I connected my new Mini up that I received from TiVo. seems to be working OK, except when I turn on the TV, there is a black screen. rebooting makes the Tivo screen come on. Seems to be a HDMI handshake problem? This is the same location, TV, and cables that a Premier XL was, with never any problems.


----------



## jmpage2 (Jan 21, 2004)

Well, you don't indicate what model of TV, so............


----------



## spinhar1 (Jul 3, 2012)

Why would it matter if the premier was happy /


----------



## Dan203 (Apr 17, 2000)

Instead of rebooting try changing inputs on the TV and then changing back. That should re-initiate the handshake. If that doesn't work then it has to be something else.


----------



## Ruby (Oct 22, 2003)

Are you sure the Mini hasn't just turned off the video on the HDMI? I experienced that but there was a message to select the TiVo button. I guess you didn't get that message.

Worth a try.


----------



## Dan203 (Apr 17, 2000)

Yeah the default for the Mini is not to drop to live TV like a Premiere. It goes to a sort of screen saver screen with a bug that moves around the screen saying to press TiVo or Live TV.


----------



## jmpage2 (Jan 21, 2004)

There is also a "resolution" button on the bottom of the Mini that might fix the problem if it is some kind of incompatible resolution after doing the HDMI handshake.


----------



## spinhar1 (Jul 3, 2012)

the TV input switching. I've tried the resolution button on the Tivo. And I've tried it on another TV, and it works. So why doesn't it work on the Qualia, where the premier worked before?


----------



## jmpage2 (Jan 21, 2004)

spinhar1 said:


> the TV input switching. I've tried the resolution button on the Tivo. And I've tried it on another TV, and it works. So why doesn't it work on the Qualia, where the premier worked before?

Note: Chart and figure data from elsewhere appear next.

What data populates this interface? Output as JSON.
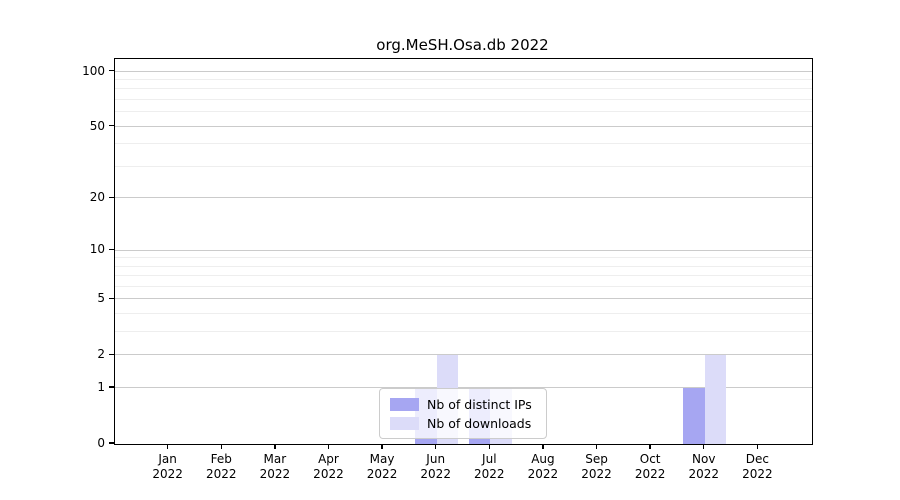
{
  "chart_data": {
    "type": "bar",
    "title": "org.MeSH.Osa.db 2022",
    "categories": [
      "Jan",
      "Feb",
      "Mar",
      "Apr",
      "May",
      "Jun",
      "Jul",
      "Aug",
      "Sep",
      "Oct",
      "Nov",
      "Dec"
    ],
    "category_year": "2022",
    "series": [
      {
        "name": "Nb of distinct IPs",
        "color": "#a6a6f2",
        "values": [
          0,
          0,
          0,
          0,
          0,
          1,
          1,
          0,
          0,
          0,
          1,
          0
        ]
      },
      {
        "name": "Nb of downloads",
        "color": "#dcdcf9",
        "values": [
          0,
          0,
          0,
          0,
          0,
          2,
          1,
          0,
          0,
          0,
          2,
          0
        ]
      }
    ],
    "yscale": "log1p",
    "ylim": [
      0,
      117
    ],
    "yticks": [
      0,
      1,
      2,
      5,
      10,
      20,
      50,
      100
    ],
    "minor_gridlines": [
      3,
      4,
      6,
      7,
      8,
      9,
      30,
      40,
      60,
      70,
      80,
      90
    ],
    "grid": "horizontal",
    "legend_position": "lower center",
    "colors": {
      "major_grid": "#cbcbcb",
      "minor_grid": "#eeeeee",
      "axis": "#000000"
    }
  }
}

Perhaps it's time to contact TiVo with that question. If nothing else they might offer to send you a component video and audio breakout cable for free to resolve the issue.


----------



## moyekj (Jan 24, 2006)

Just for grins try with a different HDMI cable if you have one... worth a shot.


----------



## dmk1974 (Mar 7, 2002)

This may be a dumb question, but somewhat related, but I have a computer monitor that has an HDMI input. I can connect the Mini to it if I wanted to via the HDMI cable, right? I mean, the display doesn't _have_ to be a TV, right?


----------



## jmpage2 (Jan 21, 2004)

Depends on if the monitor has speakers.


----------



## HarperVision (May 14, 2007)

Also depends if that pc monitor is hdcp compliant. Many aren't for plain pc monitors to save costs.


----------



## jfh3 (Apr 15, 2004)

dmk1974 said:


> This may be a dumb question, but somewhat related, but I have a computer monitor that has an HDMI input. I can connect the Mini to it if I wanted to via the HDMI cable, right? I mean, the display doesn't _have_ to be a TV, right?


I have one Mini connected to my computer monitor via HDMI so I can use the monitor's PIP function.

So far, so good.


----------



## NSPhillips (May 31, 2007)

I had HDMI handshake problems when going back and forth between the Mini and a Series 3 on the same input of a Samsung TV. When you unplug the HDMI and then plug it back into the Mini the handshake doesn't re-establish. I had to pull the power to the Mini to get a picture back.

That's more or less normal behavior for a lot of HDMI connections, but the Series 3 plugs and unplugs repeatedly with no problems.


----------



## Kevin D42 (Nov 7, 2009)

I had a similar problem with a Sceptre TV (cheapo TV). I found then when I enabled the 480i and 480p video options on the Mini in addition to the default 720p, the HDCP issue disappeared.

My unverified theory is that the additional video mode options cause a handshake which would not happen otherwise.

Good Luck


----------